Time Warner rights plan welcomed by lenders.

Deals: Time Warner Rights Plan Welcomed by Lenders

Time Warner Inc.'s plan for raising as much as $3.5 billion in a rights offering won plaudits from the media giant's bankers after the plan was unveiled on Thursday.

The issuer will use most of the proceeds from the offering to prepay some of the $9.8 billion borrowed in 1989 to help finance the $14 billion merger of Time Inc. and Warner Communications Inc.

Bankers Trust Co. and Manufacturers Hanover Trust Co. led the bank group that provided the loans.

Improvement in Timing

In what turned out to be a bitter pill for the banks to swallow, they were forced to reclassify the loans as highly leveraged transactions in 1990, following the issuance of guidelines by federal regulators on what constitutes an HLT.

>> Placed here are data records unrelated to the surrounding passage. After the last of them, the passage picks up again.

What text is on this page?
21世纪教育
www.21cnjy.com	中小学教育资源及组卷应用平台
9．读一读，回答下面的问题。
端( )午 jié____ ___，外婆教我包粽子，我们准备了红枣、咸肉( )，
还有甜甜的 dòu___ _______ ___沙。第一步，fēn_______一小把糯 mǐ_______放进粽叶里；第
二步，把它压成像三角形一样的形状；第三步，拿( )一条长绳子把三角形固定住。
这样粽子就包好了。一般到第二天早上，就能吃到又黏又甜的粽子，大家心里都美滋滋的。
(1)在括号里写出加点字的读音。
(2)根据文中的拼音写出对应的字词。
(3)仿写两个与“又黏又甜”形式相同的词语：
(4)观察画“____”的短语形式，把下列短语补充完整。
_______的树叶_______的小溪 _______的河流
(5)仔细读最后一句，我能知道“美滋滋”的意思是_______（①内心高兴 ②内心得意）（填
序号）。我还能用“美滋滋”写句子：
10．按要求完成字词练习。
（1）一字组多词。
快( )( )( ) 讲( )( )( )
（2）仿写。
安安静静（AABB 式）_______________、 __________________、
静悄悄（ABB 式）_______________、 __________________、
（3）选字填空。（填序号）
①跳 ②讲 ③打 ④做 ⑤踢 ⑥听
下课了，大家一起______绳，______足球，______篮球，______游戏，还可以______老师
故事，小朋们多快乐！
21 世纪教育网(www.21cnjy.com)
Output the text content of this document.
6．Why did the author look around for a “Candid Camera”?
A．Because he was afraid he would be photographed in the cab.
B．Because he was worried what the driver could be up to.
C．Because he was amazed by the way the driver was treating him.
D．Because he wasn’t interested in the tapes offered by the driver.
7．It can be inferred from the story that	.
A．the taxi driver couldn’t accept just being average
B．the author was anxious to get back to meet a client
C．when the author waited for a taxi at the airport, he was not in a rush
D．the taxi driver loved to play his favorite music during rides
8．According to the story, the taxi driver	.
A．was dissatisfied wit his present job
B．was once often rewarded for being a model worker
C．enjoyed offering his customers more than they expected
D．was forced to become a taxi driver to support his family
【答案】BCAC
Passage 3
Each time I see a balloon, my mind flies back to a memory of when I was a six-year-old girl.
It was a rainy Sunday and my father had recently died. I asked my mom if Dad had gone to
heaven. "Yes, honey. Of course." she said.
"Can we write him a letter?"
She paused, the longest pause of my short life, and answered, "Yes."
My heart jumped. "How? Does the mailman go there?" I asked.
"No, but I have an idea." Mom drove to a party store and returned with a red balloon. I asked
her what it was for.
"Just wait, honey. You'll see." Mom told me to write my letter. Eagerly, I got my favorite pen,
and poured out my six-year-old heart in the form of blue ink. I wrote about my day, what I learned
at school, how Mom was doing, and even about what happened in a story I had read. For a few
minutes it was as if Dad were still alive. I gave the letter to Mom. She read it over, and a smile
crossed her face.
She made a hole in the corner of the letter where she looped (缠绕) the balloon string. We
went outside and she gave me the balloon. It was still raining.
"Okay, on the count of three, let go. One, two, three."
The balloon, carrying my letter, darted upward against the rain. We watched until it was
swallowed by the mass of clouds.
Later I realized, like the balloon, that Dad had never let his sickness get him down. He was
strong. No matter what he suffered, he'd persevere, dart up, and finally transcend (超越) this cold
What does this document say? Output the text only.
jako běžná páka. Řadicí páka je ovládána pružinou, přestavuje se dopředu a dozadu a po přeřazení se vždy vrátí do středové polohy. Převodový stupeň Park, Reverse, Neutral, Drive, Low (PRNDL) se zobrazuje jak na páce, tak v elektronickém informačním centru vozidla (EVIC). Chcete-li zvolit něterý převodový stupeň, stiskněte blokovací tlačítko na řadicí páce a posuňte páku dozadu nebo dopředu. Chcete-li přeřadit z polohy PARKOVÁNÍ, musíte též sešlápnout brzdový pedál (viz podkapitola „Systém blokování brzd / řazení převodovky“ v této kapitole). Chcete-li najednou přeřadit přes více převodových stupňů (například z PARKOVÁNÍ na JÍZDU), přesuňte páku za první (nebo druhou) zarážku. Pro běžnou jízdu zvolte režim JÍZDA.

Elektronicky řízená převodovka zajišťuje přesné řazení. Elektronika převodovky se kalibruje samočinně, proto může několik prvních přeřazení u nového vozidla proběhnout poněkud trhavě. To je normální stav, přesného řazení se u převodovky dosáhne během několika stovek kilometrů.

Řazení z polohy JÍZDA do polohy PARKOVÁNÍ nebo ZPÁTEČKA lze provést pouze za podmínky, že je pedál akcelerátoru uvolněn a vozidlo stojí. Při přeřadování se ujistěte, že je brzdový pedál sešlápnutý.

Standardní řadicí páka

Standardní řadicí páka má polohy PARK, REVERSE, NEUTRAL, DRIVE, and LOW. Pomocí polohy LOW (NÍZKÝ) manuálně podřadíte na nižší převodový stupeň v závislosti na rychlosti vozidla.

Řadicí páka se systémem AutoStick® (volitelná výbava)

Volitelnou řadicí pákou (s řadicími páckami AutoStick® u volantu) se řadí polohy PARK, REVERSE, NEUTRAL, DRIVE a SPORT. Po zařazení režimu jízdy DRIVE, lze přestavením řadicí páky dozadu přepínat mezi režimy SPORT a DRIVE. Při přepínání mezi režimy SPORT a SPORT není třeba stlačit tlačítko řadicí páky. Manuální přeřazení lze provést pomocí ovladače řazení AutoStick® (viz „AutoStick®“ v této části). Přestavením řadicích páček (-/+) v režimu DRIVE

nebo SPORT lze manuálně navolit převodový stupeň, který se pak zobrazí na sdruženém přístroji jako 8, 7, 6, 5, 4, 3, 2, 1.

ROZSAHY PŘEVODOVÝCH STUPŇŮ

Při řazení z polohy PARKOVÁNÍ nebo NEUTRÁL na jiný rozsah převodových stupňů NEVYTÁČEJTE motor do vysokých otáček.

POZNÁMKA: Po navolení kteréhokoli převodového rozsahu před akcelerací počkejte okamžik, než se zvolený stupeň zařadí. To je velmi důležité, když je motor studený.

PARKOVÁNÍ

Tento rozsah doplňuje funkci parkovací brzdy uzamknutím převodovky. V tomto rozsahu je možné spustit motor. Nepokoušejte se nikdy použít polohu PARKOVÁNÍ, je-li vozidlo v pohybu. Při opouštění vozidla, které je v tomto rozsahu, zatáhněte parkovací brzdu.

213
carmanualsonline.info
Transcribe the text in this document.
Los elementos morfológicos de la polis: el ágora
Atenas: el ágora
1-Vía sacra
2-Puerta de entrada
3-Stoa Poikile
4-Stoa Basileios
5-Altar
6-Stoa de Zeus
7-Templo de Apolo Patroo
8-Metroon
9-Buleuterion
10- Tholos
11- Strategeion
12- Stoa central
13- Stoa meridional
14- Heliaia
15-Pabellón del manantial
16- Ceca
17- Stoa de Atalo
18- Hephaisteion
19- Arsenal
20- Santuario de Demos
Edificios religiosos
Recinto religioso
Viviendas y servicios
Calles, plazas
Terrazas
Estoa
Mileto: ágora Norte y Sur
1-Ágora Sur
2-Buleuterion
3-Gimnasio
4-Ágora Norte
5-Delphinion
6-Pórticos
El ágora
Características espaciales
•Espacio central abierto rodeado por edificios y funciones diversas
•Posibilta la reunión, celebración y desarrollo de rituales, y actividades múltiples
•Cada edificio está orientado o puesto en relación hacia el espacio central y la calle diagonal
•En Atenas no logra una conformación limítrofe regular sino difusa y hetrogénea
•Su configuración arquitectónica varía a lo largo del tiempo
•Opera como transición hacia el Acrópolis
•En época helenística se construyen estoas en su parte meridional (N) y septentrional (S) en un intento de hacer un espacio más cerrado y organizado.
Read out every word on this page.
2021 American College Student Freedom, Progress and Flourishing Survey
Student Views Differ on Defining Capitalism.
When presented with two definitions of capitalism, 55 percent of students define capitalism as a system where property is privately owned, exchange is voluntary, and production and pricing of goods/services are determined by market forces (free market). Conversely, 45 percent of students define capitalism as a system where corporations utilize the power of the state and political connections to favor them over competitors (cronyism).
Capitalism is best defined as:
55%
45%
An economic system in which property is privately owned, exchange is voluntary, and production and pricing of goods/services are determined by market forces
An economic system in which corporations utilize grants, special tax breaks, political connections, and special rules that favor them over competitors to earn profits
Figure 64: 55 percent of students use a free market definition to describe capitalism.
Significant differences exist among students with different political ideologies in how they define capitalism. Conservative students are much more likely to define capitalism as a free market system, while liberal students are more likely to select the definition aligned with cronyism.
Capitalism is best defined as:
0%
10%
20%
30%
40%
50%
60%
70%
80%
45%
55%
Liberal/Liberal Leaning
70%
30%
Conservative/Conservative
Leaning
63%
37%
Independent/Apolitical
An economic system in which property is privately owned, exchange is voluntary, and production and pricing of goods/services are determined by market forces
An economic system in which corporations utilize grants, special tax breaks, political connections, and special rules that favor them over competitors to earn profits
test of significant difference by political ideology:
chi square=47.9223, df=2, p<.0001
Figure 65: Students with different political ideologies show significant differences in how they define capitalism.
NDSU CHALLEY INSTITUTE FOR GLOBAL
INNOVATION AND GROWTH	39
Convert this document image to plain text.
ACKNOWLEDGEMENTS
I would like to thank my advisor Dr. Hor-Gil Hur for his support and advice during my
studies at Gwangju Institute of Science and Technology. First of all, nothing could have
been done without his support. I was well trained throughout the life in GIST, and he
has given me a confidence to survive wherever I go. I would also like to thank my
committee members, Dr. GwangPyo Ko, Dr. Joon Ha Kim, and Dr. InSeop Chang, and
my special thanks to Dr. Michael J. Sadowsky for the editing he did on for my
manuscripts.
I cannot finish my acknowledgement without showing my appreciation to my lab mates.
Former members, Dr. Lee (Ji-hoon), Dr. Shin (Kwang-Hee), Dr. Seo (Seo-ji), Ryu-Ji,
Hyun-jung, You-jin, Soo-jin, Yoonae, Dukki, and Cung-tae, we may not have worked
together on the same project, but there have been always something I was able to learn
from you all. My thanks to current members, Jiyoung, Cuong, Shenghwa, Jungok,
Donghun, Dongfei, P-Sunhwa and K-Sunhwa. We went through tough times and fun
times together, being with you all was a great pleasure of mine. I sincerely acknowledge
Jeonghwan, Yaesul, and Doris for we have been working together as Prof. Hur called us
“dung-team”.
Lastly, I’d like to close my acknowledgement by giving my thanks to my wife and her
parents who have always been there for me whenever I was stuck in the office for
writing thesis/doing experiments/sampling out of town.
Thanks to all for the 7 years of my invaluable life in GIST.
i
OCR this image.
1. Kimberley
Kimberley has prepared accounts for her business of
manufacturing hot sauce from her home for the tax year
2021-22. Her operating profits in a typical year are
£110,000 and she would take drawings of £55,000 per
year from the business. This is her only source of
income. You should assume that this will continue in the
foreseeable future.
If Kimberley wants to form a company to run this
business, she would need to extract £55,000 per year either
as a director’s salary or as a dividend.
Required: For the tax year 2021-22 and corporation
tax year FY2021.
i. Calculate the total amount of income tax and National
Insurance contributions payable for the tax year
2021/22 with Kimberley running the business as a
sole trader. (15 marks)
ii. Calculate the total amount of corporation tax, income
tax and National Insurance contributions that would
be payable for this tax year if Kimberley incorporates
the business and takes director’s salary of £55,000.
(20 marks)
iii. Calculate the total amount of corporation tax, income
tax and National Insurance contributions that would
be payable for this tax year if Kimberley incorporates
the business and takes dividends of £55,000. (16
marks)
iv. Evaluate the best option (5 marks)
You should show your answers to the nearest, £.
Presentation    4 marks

By HLT standards, the Time Warner loans are thinly priced.

Assuming the rights offering is successful, though, the addition of fresh equity on Time Warner's balance sheet should hasten the day when the banks can delist the loans as HLTs.

One banker expects the loans to be delisted by January 1992.

Meanwhile, the rights offering "should not require any amendment to the [bank] loan documents whatsoever, which banks view as very positive," a member of Time Warner's bank group said.

Revolving Credit to Be Paid

The company is expected to use the proceeds to repay a portion of the amount drawn on its revolving credit line rather than its term loan.

Time Warner must repay the $4.3 billion term loan by March 31, 1993.

Funds to pay off the term loan are expected to come from excess cash flow, discretionary asset sales, and cash from outside partners in possible Time Warner joint ventures.